To-night the God of battles views,
With deprecating eye,
A scene where demons wild infuse
A thirst for victory.
’Tis His, not mine to guide the storm;
’Tis His to calm the sea:
My spirit hovers ’round thy form.
I’m thinking, love, of thee.
Time’s cycle once again has wrought
Its round:—I’m twenty six.
Another mile-stone’s gained—sad thought—
Toward deep, silent Styx.
I count no laurels I have won;
Years bring no joy to me,
While yet alone I wander on
In timid thought of thee.
Years six and twenty have been mine
To journey on alone:
Shall I as many more repine,
Before I am undone?
Or shall the journey henceforth take
A brighter phaze for me?
Shall I next six-and-twenty make
My journey, love, with thee?
If so, good-bye grim doubt and fear:
Adieu to arid sand.
All Hail! Oh prospect bright and clear!
All Hail, oasis grand!
Hand joined in hand, heart linked with heart,
Come joy, come hope, come glee!
United, ne’er on earth to part,
I’ll always think of thee.
If not, Good-bye! The spirit breaks;
The fountain soon must dry.
If not, good God! The temple shakes;
It totters! What am I?
A wreck of hope!—An aimless thing!
A helmless ship at sea
To whose last spar love still must cling,
And sigh:—Alas!—for thee.
[Mrs. Annie McCarer Darlington.]
Annie McCarer Darlington, the daughter of Charles Biles and Catharine Ross Biles, was born July 20th, 1836, at Willow Grove, in Cecil county, about four miles east of the village of Brick Meeting House, and near the old Blue Ball Tavern.
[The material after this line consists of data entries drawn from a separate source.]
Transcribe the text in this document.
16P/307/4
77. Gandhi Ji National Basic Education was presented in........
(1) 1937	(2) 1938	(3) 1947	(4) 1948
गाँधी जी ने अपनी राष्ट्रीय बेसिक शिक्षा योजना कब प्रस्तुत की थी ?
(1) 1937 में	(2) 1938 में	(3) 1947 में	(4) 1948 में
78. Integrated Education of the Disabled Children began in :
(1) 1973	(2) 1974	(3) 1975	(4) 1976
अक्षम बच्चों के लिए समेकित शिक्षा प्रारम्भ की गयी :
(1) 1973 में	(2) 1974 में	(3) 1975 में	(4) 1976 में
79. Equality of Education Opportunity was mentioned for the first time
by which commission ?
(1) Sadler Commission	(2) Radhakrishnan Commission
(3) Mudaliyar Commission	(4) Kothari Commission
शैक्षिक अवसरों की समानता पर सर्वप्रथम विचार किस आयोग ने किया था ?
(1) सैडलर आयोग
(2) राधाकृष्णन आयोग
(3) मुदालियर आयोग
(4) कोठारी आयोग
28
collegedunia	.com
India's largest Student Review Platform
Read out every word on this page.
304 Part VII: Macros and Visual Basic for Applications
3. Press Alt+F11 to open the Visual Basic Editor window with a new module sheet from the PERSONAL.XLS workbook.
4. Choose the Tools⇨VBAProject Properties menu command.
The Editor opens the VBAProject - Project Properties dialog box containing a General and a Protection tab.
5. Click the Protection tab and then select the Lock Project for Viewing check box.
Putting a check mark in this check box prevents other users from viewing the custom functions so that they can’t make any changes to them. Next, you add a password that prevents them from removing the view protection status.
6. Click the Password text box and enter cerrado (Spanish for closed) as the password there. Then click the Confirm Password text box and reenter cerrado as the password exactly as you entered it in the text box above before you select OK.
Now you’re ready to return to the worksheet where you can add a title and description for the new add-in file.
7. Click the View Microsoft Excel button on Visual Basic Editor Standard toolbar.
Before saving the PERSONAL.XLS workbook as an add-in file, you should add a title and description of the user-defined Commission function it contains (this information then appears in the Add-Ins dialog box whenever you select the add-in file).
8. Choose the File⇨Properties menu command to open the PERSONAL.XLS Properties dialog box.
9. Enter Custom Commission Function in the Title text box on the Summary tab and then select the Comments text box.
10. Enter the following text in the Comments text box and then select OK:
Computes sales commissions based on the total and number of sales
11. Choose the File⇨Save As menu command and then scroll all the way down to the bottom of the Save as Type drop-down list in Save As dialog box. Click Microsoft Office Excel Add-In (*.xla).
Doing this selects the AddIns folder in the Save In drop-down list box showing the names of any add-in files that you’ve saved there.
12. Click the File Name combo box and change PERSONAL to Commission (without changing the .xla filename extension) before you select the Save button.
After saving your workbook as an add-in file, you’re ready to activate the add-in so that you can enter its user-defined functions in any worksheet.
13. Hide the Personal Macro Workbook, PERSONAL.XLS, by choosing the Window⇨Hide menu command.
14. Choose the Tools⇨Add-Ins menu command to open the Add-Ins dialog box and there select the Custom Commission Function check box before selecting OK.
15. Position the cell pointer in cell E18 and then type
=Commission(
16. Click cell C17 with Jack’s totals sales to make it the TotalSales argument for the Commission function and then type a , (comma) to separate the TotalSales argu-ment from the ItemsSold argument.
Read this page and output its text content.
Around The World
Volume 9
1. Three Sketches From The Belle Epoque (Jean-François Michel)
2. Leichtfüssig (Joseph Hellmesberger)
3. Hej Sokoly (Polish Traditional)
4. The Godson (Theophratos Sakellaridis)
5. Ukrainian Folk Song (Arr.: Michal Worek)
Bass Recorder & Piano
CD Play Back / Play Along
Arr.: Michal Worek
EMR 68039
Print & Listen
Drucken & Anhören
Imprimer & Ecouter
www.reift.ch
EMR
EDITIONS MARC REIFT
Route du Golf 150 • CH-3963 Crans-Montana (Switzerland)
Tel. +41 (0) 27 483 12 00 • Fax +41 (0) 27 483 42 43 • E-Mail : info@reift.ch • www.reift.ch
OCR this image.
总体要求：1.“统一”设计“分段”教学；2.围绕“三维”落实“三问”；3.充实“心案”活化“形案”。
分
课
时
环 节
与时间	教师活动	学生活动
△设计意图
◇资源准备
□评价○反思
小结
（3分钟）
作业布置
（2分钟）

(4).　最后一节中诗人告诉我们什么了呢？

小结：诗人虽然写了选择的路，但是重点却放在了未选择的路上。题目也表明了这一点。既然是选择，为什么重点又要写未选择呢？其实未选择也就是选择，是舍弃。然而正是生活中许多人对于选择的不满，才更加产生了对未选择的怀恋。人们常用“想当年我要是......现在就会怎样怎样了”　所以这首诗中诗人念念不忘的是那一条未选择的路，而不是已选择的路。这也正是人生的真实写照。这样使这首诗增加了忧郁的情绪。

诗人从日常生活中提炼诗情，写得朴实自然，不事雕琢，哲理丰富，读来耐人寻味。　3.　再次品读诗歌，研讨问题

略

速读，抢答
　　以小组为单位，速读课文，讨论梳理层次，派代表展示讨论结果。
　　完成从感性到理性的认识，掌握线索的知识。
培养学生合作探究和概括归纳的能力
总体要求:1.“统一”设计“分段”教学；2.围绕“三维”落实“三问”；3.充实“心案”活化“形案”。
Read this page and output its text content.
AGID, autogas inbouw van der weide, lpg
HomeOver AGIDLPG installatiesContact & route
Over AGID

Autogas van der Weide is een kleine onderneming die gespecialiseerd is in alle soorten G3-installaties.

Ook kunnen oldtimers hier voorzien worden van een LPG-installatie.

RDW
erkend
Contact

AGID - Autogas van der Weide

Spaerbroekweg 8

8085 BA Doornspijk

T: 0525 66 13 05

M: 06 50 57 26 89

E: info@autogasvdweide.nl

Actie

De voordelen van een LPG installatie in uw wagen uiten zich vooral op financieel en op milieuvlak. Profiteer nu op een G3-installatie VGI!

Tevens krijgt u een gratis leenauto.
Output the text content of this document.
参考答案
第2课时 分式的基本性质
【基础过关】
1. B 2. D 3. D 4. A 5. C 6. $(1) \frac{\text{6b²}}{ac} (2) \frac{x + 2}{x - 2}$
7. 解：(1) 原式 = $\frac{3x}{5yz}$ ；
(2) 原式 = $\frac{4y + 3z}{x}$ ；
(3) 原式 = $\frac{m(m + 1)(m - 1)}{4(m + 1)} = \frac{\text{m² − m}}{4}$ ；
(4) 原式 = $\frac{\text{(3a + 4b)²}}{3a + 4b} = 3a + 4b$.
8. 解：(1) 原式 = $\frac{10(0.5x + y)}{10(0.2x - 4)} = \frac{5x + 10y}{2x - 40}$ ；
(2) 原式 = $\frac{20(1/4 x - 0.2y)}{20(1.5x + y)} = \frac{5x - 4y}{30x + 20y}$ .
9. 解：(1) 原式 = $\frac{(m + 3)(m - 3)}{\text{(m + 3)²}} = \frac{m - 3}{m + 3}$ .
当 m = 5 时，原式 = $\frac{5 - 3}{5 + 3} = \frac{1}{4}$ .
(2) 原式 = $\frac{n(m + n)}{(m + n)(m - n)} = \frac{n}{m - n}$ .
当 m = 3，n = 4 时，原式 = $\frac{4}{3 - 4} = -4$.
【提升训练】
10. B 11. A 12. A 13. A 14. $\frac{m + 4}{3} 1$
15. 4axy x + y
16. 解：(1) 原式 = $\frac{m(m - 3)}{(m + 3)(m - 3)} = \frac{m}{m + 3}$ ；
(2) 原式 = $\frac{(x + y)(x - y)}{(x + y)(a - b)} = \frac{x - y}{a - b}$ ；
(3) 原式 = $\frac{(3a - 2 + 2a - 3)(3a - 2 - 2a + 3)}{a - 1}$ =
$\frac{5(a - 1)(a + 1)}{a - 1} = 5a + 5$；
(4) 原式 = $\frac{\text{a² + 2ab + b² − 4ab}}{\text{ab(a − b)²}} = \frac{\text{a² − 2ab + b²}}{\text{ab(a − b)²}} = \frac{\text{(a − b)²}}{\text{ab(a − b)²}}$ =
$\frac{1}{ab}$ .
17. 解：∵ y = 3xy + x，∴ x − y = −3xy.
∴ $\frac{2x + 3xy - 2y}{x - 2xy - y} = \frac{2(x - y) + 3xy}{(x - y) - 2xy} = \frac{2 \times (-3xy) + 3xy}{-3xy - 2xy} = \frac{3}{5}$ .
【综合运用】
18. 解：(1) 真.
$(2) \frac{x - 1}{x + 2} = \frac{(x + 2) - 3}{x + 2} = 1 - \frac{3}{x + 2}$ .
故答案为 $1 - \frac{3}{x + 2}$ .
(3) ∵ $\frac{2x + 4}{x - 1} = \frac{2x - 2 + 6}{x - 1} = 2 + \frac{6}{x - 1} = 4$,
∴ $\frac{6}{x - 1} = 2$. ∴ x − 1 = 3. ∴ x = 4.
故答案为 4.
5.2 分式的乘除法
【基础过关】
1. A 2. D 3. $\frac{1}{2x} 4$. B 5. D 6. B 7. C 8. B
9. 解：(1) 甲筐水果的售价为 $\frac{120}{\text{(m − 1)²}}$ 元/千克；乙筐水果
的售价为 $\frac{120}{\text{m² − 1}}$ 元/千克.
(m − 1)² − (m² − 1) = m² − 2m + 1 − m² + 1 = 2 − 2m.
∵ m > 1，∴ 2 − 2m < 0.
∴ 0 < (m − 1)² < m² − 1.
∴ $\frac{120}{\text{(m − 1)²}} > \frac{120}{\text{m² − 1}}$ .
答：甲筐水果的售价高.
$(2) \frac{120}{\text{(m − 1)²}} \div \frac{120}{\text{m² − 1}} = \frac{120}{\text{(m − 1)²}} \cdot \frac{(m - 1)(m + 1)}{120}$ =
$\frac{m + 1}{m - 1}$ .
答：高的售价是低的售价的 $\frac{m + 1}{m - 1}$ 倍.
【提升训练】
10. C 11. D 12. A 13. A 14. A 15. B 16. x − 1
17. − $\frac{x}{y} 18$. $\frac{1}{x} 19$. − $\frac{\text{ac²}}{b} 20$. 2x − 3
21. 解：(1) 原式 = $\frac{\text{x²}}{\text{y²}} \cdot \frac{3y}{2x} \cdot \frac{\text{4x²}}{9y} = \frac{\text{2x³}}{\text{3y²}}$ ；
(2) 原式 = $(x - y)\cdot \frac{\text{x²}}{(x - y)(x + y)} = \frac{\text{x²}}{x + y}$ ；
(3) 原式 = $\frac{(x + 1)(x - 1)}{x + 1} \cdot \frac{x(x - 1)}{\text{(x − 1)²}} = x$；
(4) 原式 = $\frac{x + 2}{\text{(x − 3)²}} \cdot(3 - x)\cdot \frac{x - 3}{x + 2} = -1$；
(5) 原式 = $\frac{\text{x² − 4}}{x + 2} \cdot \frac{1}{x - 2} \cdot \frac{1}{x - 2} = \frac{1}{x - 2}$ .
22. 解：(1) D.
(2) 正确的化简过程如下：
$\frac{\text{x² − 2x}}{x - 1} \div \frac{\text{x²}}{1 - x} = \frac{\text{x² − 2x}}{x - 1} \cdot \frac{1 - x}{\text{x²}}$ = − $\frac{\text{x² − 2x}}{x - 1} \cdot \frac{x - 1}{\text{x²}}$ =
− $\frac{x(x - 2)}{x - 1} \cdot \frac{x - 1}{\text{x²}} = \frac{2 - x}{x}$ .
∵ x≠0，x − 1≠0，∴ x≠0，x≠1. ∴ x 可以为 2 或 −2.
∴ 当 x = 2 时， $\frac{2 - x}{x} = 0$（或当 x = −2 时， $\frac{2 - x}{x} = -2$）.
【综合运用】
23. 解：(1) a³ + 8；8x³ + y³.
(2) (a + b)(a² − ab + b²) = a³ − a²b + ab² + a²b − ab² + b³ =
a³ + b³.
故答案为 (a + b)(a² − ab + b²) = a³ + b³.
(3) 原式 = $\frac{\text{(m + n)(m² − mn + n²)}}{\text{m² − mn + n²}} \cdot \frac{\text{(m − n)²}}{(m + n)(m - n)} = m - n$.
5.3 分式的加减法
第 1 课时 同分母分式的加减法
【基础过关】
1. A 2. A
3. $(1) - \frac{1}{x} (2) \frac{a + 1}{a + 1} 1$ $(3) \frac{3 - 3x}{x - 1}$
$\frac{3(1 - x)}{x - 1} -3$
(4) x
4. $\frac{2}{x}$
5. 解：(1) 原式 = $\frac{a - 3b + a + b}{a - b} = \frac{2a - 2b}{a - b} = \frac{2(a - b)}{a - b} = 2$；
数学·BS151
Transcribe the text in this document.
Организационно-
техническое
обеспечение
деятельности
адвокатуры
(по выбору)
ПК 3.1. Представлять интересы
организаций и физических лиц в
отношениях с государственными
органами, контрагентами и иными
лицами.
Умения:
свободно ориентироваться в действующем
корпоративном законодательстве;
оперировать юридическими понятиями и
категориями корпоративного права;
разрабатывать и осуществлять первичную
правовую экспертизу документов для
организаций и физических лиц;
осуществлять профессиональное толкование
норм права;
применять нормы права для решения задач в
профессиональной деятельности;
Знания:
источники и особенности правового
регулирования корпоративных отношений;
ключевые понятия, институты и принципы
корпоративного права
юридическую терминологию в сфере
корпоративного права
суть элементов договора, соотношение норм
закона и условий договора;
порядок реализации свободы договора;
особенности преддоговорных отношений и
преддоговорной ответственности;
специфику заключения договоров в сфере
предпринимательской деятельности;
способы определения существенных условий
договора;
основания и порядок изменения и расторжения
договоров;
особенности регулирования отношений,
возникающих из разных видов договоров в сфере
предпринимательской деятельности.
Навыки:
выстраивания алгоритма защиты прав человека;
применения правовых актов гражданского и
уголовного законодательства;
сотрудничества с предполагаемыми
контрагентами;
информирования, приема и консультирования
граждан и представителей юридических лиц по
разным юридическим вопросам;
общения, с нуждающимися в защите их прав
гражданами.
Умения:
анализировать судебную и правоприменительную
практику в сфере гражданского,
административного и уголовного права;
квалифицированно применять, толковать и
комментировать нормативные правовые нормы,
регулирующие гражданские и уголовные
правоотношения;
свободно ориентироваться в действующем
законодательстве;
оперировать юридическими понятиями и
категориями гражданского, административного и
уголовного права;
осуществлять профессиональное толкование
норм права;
She is a cousin of Mrs. Ida McCormick, whose poetry may be found in this book, their mothers being sisters. Miss Biles was married November 20th, 1860, to Francis James Darlington, of West Chester, Pa., and spent the next five years of her life on a farm near Unionville, formerly the property of the sculptor, Marshall Swayne. The family then removed to their present residence near Westtown Friends’ Boarding School, where they spend the Summer season. The Winters are spent with their seven children, in a quiet little home in the town of Melrose, on the banks of the beautiful Lake Santa Fe, in Florida. Miss Biles began to write poetry when about eighteen years of age, and for the ensuing five years was a frequent contributor to The Cecil Democrat, under the nom de plume of “Gertrude St. Orme.”